Ancrée dans les recherches de terrain, les fonds muséaux et la littérature spécialisée — racontée avec respect pour le contexte dans lequel cet objet a vu le jour.
LOBI Figure féminine Bateba Ti Bala aux bras levés (Burkina Faso, 1ère moitié du 20ème siècle, 30 cm, bois)
Cette figurine en bois très abîmée par le temps se tient figée, les bras levés vers le haut et l'extérieur. Elle a un visage sobre, sculpté au minimum, et un ventre marqué et légèrement gonflé. Le bois est fortement desséché et présente une patine sèche, gris cendré, avec de profondes fissures longitudinales et des bords usés et ramollis.
1. Style esthétique - abstraction cinétique du Bateba Ti Bala
Cette figure appartient à une sous-catégorie très spécifique et expressive des statues Lobi, connues sous le nom de Bateba ti bala ou figures aux bras levés. Le sculpteur lobi a brillamment brisé la verticalité stricte et passive typique de la statuaire burkinabè pour donner un mouvement soudain et explosif. Les bras sont tendus vers le haut dans une forme de "V" dramatique, transformant le corps féminin autrement rigide et minimaliste en une architecture de défense active et cinétique. Le style de sculpture simple et sans fioritures se concentre entièrement sur ce geste dramatique et souligne l'action spirituelle par rapport au portrait physique.
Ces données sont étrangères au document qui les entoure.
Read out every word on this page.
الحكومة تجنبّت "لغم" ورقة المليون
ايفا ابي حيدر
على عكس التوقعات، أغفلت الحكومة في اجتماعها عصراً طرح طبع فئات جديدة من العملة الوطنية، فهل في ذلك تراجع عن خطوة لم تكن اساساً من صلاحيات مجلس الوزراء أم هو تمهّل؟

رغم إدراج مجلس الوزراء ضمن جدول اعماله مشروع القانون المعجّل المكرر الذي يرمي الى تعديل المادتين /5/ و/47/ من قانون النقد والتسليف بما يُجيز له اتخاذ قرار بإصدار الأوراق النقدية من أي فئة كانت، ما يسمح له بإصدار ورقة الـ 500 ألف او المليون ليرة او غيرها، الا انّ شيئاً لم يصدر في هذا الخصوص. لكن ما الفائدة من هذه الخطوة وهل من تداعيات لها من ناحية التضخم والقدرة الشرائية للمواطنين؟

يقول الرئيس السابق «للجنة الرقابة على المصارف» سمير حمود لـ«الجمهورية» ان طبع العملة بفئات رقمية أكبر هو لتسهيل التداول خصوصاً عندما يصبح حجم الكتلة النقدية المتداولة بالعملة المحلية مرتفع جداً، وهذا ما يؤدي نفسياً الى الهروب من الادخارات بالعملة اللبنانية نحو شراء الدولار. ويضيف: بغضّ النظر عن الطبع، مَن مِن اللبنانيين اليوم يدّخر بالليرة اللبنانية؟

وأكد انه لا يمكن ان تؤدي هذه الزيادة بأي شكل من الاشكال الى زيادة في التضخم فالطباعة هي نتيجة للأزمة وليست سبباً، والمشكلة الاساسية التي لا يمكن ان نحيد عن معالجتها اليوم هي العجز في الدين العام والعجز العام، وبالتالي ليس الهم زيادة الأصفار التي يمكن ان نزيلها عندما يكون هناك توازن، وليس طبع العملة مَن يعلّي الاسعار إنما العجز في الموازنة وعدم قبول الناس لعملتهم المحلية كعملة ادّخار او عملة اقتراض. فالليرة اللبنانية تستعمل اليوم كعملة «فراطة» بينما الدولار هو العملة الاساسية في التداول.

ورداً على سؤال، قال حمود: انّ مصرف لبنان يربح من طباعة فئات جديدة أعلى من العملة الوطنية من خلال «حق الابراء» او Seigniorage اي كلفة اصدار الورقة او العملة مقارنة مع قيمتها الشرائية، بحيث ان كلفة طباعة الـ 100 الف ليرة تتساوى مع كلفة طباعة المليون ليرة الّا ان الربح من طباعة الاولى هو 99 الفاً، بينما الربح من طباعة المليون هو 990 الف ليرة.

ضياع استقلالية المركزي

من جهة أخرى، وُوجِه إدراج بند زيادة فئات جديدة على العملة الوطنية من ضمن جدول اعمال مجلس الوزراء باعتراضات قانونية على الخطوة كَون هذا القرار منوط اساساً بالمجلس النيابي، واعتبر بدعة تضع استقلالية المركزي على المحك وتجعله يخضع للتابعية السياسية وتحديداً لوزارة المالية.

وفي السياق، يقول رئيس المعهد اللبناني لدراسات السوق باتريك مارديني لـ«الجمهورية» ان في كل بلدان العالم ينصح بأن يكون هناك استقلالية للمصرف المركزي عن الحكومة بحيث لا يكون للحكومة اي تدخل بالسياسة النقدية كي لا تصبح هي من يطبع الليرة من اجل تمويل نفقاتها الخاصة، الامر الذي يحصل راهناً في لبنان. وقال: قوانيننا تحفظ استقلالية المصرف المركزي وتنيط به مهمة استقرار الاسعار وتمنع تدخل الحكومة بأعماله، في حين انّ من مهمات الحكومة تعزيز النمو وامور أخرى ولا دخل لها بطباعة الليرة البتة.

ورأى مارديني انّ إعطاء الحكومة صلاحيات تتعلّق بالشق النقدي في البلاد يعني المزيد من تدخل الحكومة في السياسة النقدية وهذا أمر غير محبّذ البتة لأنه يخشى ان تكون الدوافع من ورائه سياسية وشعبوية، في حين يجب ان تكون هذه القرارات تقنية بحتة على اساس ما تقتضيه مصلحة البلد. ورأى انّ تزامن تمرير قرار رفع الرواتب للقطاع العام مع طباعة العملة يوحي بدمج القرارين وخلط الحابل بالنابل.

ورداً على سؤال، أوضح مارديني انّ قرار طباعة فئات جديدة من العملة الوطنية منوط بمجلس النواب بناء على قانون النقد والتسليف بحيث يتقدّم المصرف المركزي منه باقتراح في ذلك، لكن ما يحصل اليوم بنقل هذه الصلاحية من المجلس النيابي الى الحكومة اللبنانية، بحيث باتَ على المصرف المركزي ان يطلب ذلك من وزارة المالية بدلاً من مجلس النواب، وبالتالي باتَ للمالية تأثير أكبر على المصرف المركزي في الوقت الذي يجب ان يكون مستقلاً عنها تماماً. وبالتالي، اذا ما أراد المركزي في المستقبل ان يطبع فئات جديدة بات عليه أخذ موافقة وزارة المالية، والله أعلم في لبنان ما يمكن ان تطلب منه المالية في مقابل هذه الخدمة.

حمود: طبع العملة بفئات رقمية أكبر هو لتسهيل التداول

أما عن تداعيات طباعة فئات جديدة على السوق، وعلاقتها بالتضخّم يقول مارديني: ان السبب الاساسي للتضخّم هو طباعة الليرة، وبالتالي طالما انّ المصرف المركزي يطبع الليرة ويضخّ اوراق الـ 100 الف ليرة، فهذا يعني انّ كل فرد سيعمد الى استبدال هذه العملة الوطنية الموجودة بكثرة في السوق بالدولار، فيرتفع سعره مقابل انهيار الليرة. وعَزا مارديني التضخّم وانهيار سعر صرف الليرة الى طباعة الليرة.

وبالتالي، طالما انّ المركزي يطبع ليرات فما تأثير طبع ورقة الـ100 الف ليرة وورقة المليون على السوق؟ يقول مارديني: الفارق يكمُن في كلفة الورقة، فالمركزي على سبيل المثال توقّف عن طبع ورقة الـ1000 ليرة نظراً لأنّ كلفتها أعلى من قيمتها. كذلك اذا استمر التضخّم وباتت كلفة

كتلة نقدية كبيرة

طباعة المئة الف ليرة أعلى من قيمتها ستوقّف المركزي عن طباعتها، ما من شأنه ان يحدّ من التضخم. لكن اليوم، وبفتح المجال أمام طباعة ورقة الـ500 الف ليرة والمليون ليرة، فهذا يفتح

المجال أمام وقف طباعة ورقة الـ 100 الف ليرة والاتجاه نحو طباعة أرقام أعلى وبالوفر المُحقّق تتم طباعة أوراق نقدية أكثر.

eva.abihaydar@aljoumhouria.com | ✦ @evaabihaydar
2Ème fonction rituelle - Gardien apotropaïque du Thildu
Dans le monde profondément animiste des Lobi, le thildu est le sanctuaire sombre et secret de la propriété familiale, où résident les esprits protecteurs connus sous le nom de thil. Ce Bateba ti bala fait office de garde du corps vivant et surnaturel pour la famille. Les bras levés signifient que l'esprit à l'intérieur du bois repousse activement les menaces invisibles - il bloque la sorcellerie, intercepte les maladies ou intercepte les sorts malveillants avant qu'ils ne puissent toucher les habitants humains de la maison. C'est une manifestation physique de la défense psychologique et de la guerre spirituelle.
3. Patine physique - dessiccation extrême et altération sahélienne
La force esthétique de cette pièce est encore renforcée par son extrême dégradation taphonomique. Au fil des décennies, le bois dur a complètement perdu son humidité interne, ce qui a entraîné de profondes fissures de retrait organiques qui traversent verticalement la coque et la face avant. La surface n'est pas polie, mais présente la forte oxydation gris cendré du bois exposé aux vents rudes et secs et aux températures extrêmes de la zone sahélienne d'Afrique de l'Ouest. Cette altération profonde et naturelle témoigne de son âge réel et de son utilisation historique dans un sanctuaire lobi traditionnel.